I later checked this fantasy figure out, knowing that achievement rates did not support such a claim.  The actual figure is 16, at the 20th percentile, well below the 21 figure, which is the national average (50th percentile).

 

Ms. Ross had engaged in quite a bit of prevarication.

 

………………………………………………………………………………..

 

Leaders of the schools at the second meeting again touted cultural programming and familial connections.  I asked each one of them about academic progress.  There was none of the Anna Ross prevarication, but not a single leader could offer much that promised academic progress.  There was, though, a hopeful moment when a dedicated and adroit English teacher at South High School conveyed her difficult but ultimately successful struggle to gain interest and then avid participation in the generation of creative work for and publication of a splendid book of poetry by American Indian students.  I lauded her for this very piece of artful teaching.

 

…………………………………………………………………………….

 

Anna Ross announced at this last gathering in spring 2019 that she was leaving the department.    
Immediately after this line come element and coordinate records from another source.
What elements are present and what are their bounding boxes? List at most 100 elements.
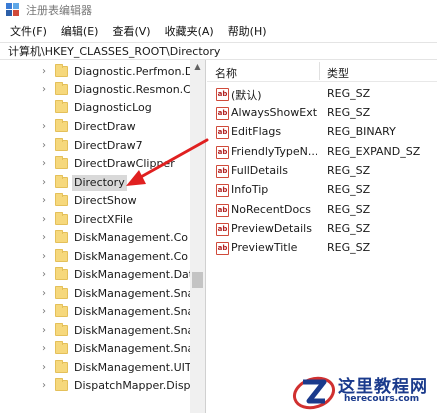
value-row[interactable]: EditFlags REG_BINARY bbox=[207, 123, 437, 142]
chevron-right-icon[interactable]: › bbox=[42, 141, 51, 151]
chevron-right-icon[interactable]: › bbox=[42, 363, 51, 373]
window-title: 注册表编辑器 bbox=[26, 4, 92, 17]
folder-icon bbox=[55, 82, 68, 95]
value-row[interactable]: AlwaysShowExt REG_SZ bbox=[207, 104, 437, 123]
tree-item[interactable]: › DirectDraw7 bbox=[0, 137, 190, 155]
string-value-icon bbox=[216, 146, 229, 159]
tree-item[interactable]: › DirectXFile bbox=[0, 211, 190, 229]
string-value-icon bbox=[216, 242, 229, 255]
tree-item[interactable]: › DiskManagement.Sna bbox=[0, 340, 190, 358]
tree-item[interactable]: › Diagnostic.Resmon.C bbox=[0, 81, 190, 99]
value-name: InfoTip bbox=[231, 183, 269, 196]
menu-file[interactable]: 文件(F) bbox=[10, 23, 47, 39]
chevron-right-icon[interactable]: › bbox=[42, 215, 51, 225]
value-name: PreviewDetails bbox=[231, 222, 312, 235]
tree-item-label: DiskManagement.UIT bbox=[74, 361, 190, 374]
binary-value-icon bbox=[216, 126, 229, 139]
tree-item-label: DiskManagement.Co bbox=[74, 250, 188, 263]
tree-item-label: Directory bbox=[72, 175, 127, 191]
tree-item-directory[interactable]: › Directory bbox=[0, 174, 190, 192]
address-bar[interactable]: 计算机\HKEY_CLASSES_ROOT\Directory bbox=[0, 42, 437, 60]
value-name: PreviewTitle bbox=[231, 241, 298, 254]
tree-item[interactable]: › DiskManagement.Dat bbox=[0, 266, 190, 284]
value-row[interactable]: InfoTip REG_SZ bbox=[207, 181, 437, 200]
tree-item-label: DiskManagement.Dat bbox=[74, 268, 190, 281]
column-header-type[interactable]: 类型 bbox=[327, 65, 349, 81]
menu-bar: 文件(F) 编辑(E) 查看(V) 收藏夹(A) 帮助(H) bbox=[0, 20, 437, 42]
folder-icon bbox=[55, 230, 68, 243]
tree-item[interactable]: › DiskManagement.Sna bbox=[0, 322, 190, 340]
tree-item[interactable]: › DispatchMapper.Disp bbox=[0, 377, 190, 395]
folder-icon bbox=[55, 249, 68, 262]
folder-icon bbox=[55, 341, 68, 354]
tree-item[interactable]: › DirectShow bbox=[0, 192, 190, 210]
tree-item[interactable]: › DiskManagement.Sna bbox=[0, 285, 190, 303]
tree-item[interactable]: › DirectDrawClipper bbox=[0, 155, 190, 173]
value-row[interactable]: PreviewDetails REG_SZ bbox=[207, 220, 437, 239]
menu-view[interactable]: 查看(V) bbox=[112, 23, 150, 39]
value-name: EditFlags bbox=[231, 125, 282, 138]
chevron-right-icon[interactable]: › bbox=[42, 326, 51, 336]
tree-item-label: DirectXFile bbox=[74, 213, 133, 226]
value-row[interactable]: FullDetails REG_SZ bbox=[207, 162, 437, 181]
tree-item[interactable]: › Diagnostic.Perfmon.D bbox=[0, 63, 190, 81]
scroll-up-arrow-icon[interactable]: ▲ bbox=[190, 60, 205, 74]
chevron-right-icon[interactable]: › bbox=[42, 344, 51, 354]
chevron-right-icon[interactable]: › bbox=[42, 196, 51, 206]
value-row[interactable]: PreviewTitle REG_SZ bbox=[207, 239, 437, 258]
folder-icon bbox=[55, 100, 68, 113]
chevron-right-icon[interactable]: › bbox=[42, 178, 51, 188]
tree-scrollbar[interactable]: ▲ bbox=[190, 60, 205, 413]
string-value-icon bbox=[216, 88, 229, 101]
value-name: NoRecentDocs bbox=[231, 203, 311, 216]
watermark-url: herecours.com bbox=[344, 394, 420, 404]
key-tree: › Diagnostic.Perfmon.D › Diagnostic.Resmon… bbox=[0, 60, 206, 413]
value-type: REG_BINARY bbox=[327, 125, 396, 138]
chevron-right-icon[interactable]: › bbox=[42, 85, 51, 95]
string-value-icon bbox=[216, 184, 229, 197]
chevron-right-icon[interactable]: › bbox=[42, 252, 51, 262]
chevron-right-icon[interactable]: › bbox=[42, 289, 51, 299]
site-watermark: 这里教程网 herecours.com bbox=[290, 370, 437, 413]
string-value-icon bbox=[216, 204, 229, 217]
menu-favorites[interactable]: 收藏夹(A) bbox=[165, 23, 214, 39]
menu-edit[interactable]: 编辑(E) bbox=[61, 23, 99, 39]
column-divider[interactable] bbox=[319, 62, 320, 80]
string-value-icon bbox=[216, 165, 229, 178]
tree-item-label: DiskManagement.Sna bbox=[74, 305, 190, 318]
chevron-right-icon[interactable]: › bbox=[42, 233, 51, 243]
tree-item-label: DiskManagement.Co bbox=[74, 231, 188, 244]
tree-item-label: Diagnostic.Resmon.C bbox=[74, 83, 190, 96]
tree-item[interactable]: › DirectDraw bbox=[0, 118, 190, 136]
chevron-right-icon[interactable]: › bbox=[42, 307, 51, 317]
string-value-icon bbox=[216, 223, 229, 236]
tree-item-label: DirectDraw7 bbox=[74, 139, 143, 152]
chevron-right-icon[interactable]: › bbox=[42, 381, 51, 391]
folder-icon bbox=[55, 119, 68, 132]
folder-icon bbox=[55, 138, 68, 151]
value-type: REG_SZ bbox=[327, 164, 371, 177]
folder-icon bbox=[55, 175, 68, 188]
value-row[interactable]: (默认) REG_SZ bbox=[207, 85, 437, 104]
column-header-name[interactable]: 名称 bbox=[215, 65, 237, 81]
folder-icon bbox=[55, 304, 68, 317]
scroll-thumb[interactable] bbox=[192, 272, 203, 288]
tree-item[interactable]: › DiskManagement.Co bbox=[0, 229, 190, 247]
tree-item[interactable]: › DiskManagement.UIT bbox=[0, 359, 190, 377]
menu-help[interactable]: 帮助(H) bbox=[228, 23, 267, 39]
tree-item[interactable]: › DiskManagement.Co bbox=[0, 248, 190, 266]
chevron-right-icon[interactable]: › bbox=[42, 67, 51, 77]
value-row[interactable]: NoRecentDocs REG_SZ bbox=[207, 201, 437, 220]
chevron-right-icon[interactable]: › bbox=[42, 122, 51, 132]
title-bar: 注册表编辑器 bbox=[0, 0, 437, 20]
value-type: REG_SZ bbox=[327, 222, 371, 235]
tree-item[interactable]: › DiskManagement.Sna bbox=[0, 303, 190, 321]
chevron-right-icon[interactable]: › bbox=[42, 270, 51, 280]
list-header: 名称 类型 bbox=[207, 60, 437, 82]
values-list: 名称 类型 (默认) REG_SZ AlwaysShowExt REG_SZ Edi… bbox=[207, 60, 437, 413]
value-type: REG_SZ bbox=[327, 241, 371, 254]
value-name: (默认) bbox=[231, 89, 262, 102]
value-row[interactable]: FriendlyTypeN... REG_EXPAND_SZ bbox=[207, 143, 437, 162]
chevron-right-icon[interactable]: › bbox=[42, 159, 51, 169]
tree-item[interactable]: DiagnosticLog bbox=[0, 99, 190, 117]
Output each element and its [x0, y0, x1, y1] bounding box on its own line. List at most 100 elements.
Ross’s salary increased from $116,509 in December 2017 to $119,422 in February 2019, a hefty sum for such dismal results in academic achievement for American indian students.   He replacement, Jennifer Rose Simon, will be receiving $109,273 in salary.

 

Perusal of staff information for the Department of Indian Education indicates a program heavy on cultural and social workers but sparse approaching zero as to subject area scholars:

 

Staff Member                                   Position

 

1)           Anna Ross                                            Director
2)            Terrell Bignell                                   School Success  

     Program Assistant

3)            Jodi Burke                                           Counselor on Special

     Assignment

4)            Tracy Burke                                        Counselor on Special

     Assignment

5)            Braden Canfield                               Social Worker
6)            Miskwa-Mukwa Desjarlait          Youth Engagement Specialist

7)            Ida Downwind                                  District Program Facilitator

8)           Alicia Garcia                                        Social Worker
9)            Tami Johnson                                    Counselor on Special

     Assignment

10)          Elaine Kopischke                             Office Specialist
11)          Gary Lussier                                       District Program Facilitator 

12)          James Vukelich                                School Success  

     Program Assistant

13)          Christine Wilson                              Family Engagement Specialist

14)          Odia Wood-Krueger                       District Program Facilitator 

 

The Department of Indian Education exists by Minnesota legislative mandate;  hence, the department, unlike the Office of Black Male Achievement, must abide.  But the department must be transformed for focus on academic achievement.  Staff should be evaluated.  The cultural programming is laudable and those who are effective in this capacity should be maintained in their positions.  But academics is the main reason for any locally centralized school district.  The students themselves are fully capable, and their lives depend on going forth as culturally enriched, civically prepare, and professionally satisfied adults.  Only a knowledge-intensive, skill-replete education will facilitate the realization of those aims;  accordingly, staff retained or added to the Department of Indian Education should work closely with thoroughly retrained teachers to impart an academically ambitious education of the sort that must be delivered by the Minneapolis Public Schools to students of all demographic descriptors.